Tiger Woods versus Roger Federer

 

Alright, I know I'm waaaay behind on this whole discussion, which was booming in late January and February, but my mind wandered back to it the other day.

 

These guys are the pinnacle of greatness in their respective sport (Woods plays golf and Federer plays tennis). And it's tough to compare them because of this - they never can or will play each other. Just the same, millions of people were trying to figure out which was the greater athlete. And you know who I'm going with? Michael Phelps? No. We don't pay attention to swimming. I'm taking Federer and I'll tell you why.

 

First of all let's look at their accomplishments. This tells us why everyone knows them to be so dominant. I won't bore you with tons of stats; let's just look at majors and something close to win-loss records in those majors.

 

Woods has played in 47 majors and won 12 of them, just about 1 in every 4 that he has entered. He has 3 2nd place finishes, 3 3rd place finishes, 2 4th place finishes, a 5th place finish, and 4 6-10th place finishes.

 

Federer has played in 31 majors (Grand Slams) and won 11 of them, more than 1 in every 3 that he has entered.
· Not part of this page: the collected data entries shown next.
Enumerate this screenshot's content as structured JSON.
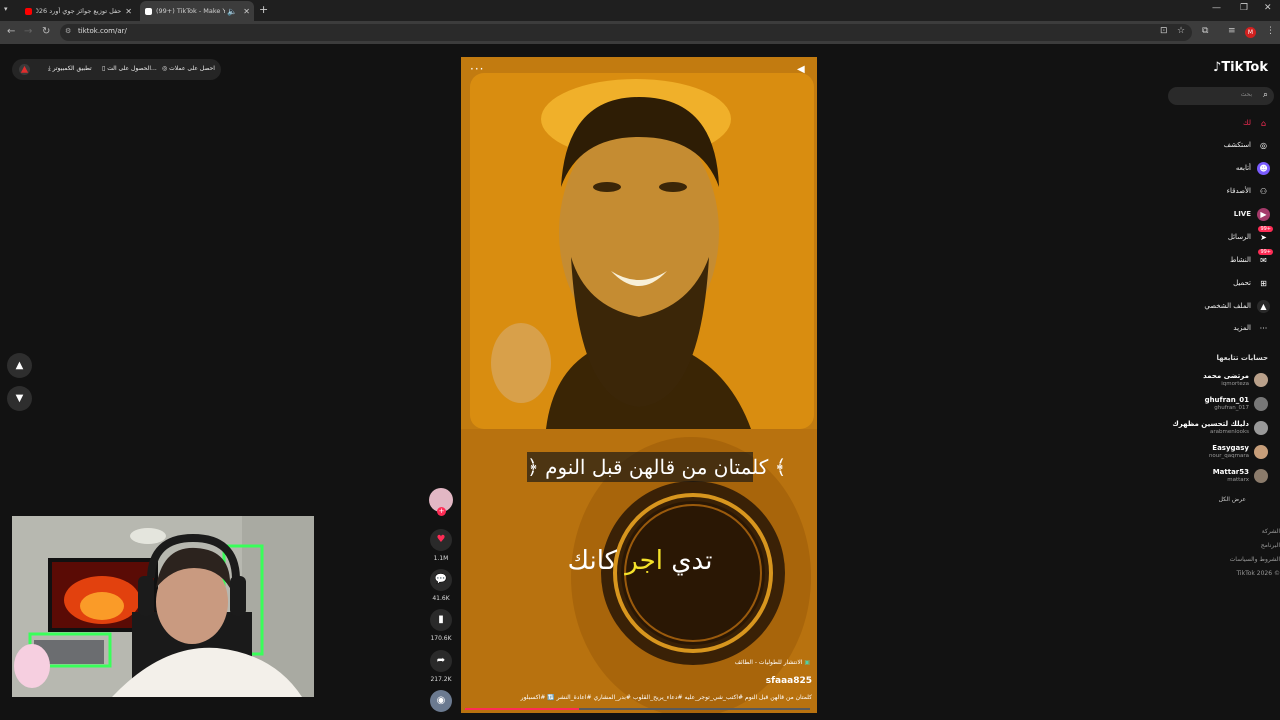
{
  "browser": {
    "tabs": [
      {
        "title": "حفل توزيع جوائز جوي أورد 2026",
        "favicon_color": "#ff0000"
      },
      {
        "title": "(99+) TikTok - Make Your Day",
        "favicon_color": "#ffffff"
      }
    ],
    "url": "tiktok.com/ar/",
    "profile_initial": "M"
  },
  "top_bar": {
    "desktop_app": "تطبيق الكمبيوتر",
    "get_app": "الحصول على الت...",
    "get_coins": "احصل على عملات"
  },
  "sidebar": {
    "logo": "TikTok",
    "search_placeholder": "بحث",
    "nav": [
      {
        "label": "لك",
        "icon": "home-icon",
        "active": true
      },
      {
        "label": "استكشف",
        "icon": "compass-icon"
      },
      {
        "label": "أتابعه",
        "icon": "following-icon"
      },
      {
        "label": "الأصدقاء",
        "icon": "friends-icon"
      },
      {
        "label": "LIVE",
        "icon": "live-icon"
      },
      {
        "label": "الرسائل",
        "icon": "messages-icon",
        "badge": "99+"
      },
      {
        "label": "النشاط",
        "icon": "activity-icon",
        "badge": "99+"
      },
      {
        "label": "تحميل",
        "icon": "upload-icon"
      },
      {
        "label": "الملف الشخصي",
        "icon": "profile-icon"
      },
      {
        "label": "المزيد",
        "icon": "more-icon"
      }
    ],
    "following_title": "حسابات تتابعها",
    "accounts": [
      {
        "name": "مرتضى محمد",
        "handle": "iqmorteza"
      },
      {
        "name": "ghufran_01",
        "handle": "ghufran_017"
      },
      {
        "name": "دليلك لتحسين مظهرك",
        "handle": "arabmenlooks"
      },
      {
        "name": "Easygasy",
        "handle": "nour_qaqmara"
      },
      {
        "name": "Mattar53",
        "handle": "mattarx"
      }
    ],
    "see_all": "عرض الكل",
    "footer": [
      "الشركة",
      "البرنامج",
      "الشروط والسياسات",
      "© 2026 TikTok"
    ]
  },
  "video": {
    "caption_line1": "﴿ كلمتان من قالهن قبل النوم ﴾",
    "caption_line2_part1": "تدي",
    "caption_line2_highlight": "اجر",
    "caption_line2_part2": "كانك",
    "location": "الانتشار للطوليات - الطائف",
    "author": "sfaaa825",
    "description": "كلمتان من قالهن قبل النوم #اكتب_شي_توجر_عليه #دعاء_يريح_القلوب #بدر_المشاري #اعادة_النشر 🔃 #اكسبلور",
    "progress": 0.33
  },
  "actions": {
    "likes": "1.1M",
    "comments": "41.6K",
    "saves": "170.6K",
    "shares": "217.2K"
  }
}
He has 1 2nd place finish. There is no easy way to track 3rd place and under finishes.

 

So we know they are great. Understood. But how do we figure out which is greater? Many of the arguments are familiar. Some people say that Woods is greater because he's playing against an entire field of golfers all at once, whereas Federer only has to play one person at a time. The argument goes, "Woods is greater because if he has a bad day, surely someone from the field of anywhere from 50 to 150 golfers can beat him. Federer only has to play better than however good his one opponent that day is playing." Others say Federer is better, noting that compared to his peers and the past he has won more tournaments in a more dominating fashion than anyone ever. Of course, the same can be said of Woods. That's the point. Which is more dominating?

 

Well, we have to try and figure out how their sports are similar. As far as I can tell, the best way to do this is to look at a golf tournament that is set up like a tennis tournament. The WGC-Accenture Match Play Championship gives us some measure of comparison. This match play (where each hole is worth a point) event is a knockout event with a 64-person bracket (think NCAA basketball tournaments). So a golfer needs to win 6 rounds to win the championship. A tennis Grand Slam event consists of 7 rounds. (Complaint: Why does "match play" not mean a match - c'mon golfing community!!! Match is one player versus one player in my mind and should not be related to scoring. And how come the PGA website is so poor? Good luck finding out the field in a tournament or how they're keeping score.)

 

In a knockout tournament, a poor performance one day can nullify several great performances over the previous days. Thus consistent greatness is necessary. Over a four-day stroke play tournament, for example, Tiger Woods can have a bad day and still win. Federer must always be dominant in his knockout tournaments. Sure, he's only playing one person at a time, but have a bad day, and he's out. So let's see how Tiger has done at this tournament." As far as I can tell, he's entered the tournament 8 times and won it twice. He's had 6 other top 10 finishes. So Tiger's wins have come at the same rate as stroke play events, but he seems to do better overall at the knockout tournament, at least in relation to top 10 finishes.

 

Federer's 1-in-3 victories versus Woods' 1-in-4 victories to me is the best indicator that Federer is the greater athlete.

 

Of course, it's too bad there are not more data to add to this analysis. The other argument one could make is that the field in golf is generally more difficult to play against than the field in tennis. This is a strong argument. However, I'd say that the top players in tennis are at least as good as the top players in golf, and these top players are the ones likely to derail Federer in the final rounds of a Grand Slam.

© 2007 Dime Brothers
Category: Sports    

Reader Comments:

Thought of something else
 
The sample size isn't that large for Woods in match play... but at least that's where someone else can affect his play. Otherwise, he's all on his lonesome, for the most part, playing against himself, with someone who may be "on" that day not affecting him at all.
20 Apr 2007
Mark 
Woods vs. Federer Revived
 
Rick Reilly just published an article on this. I think he drew the right conclusion.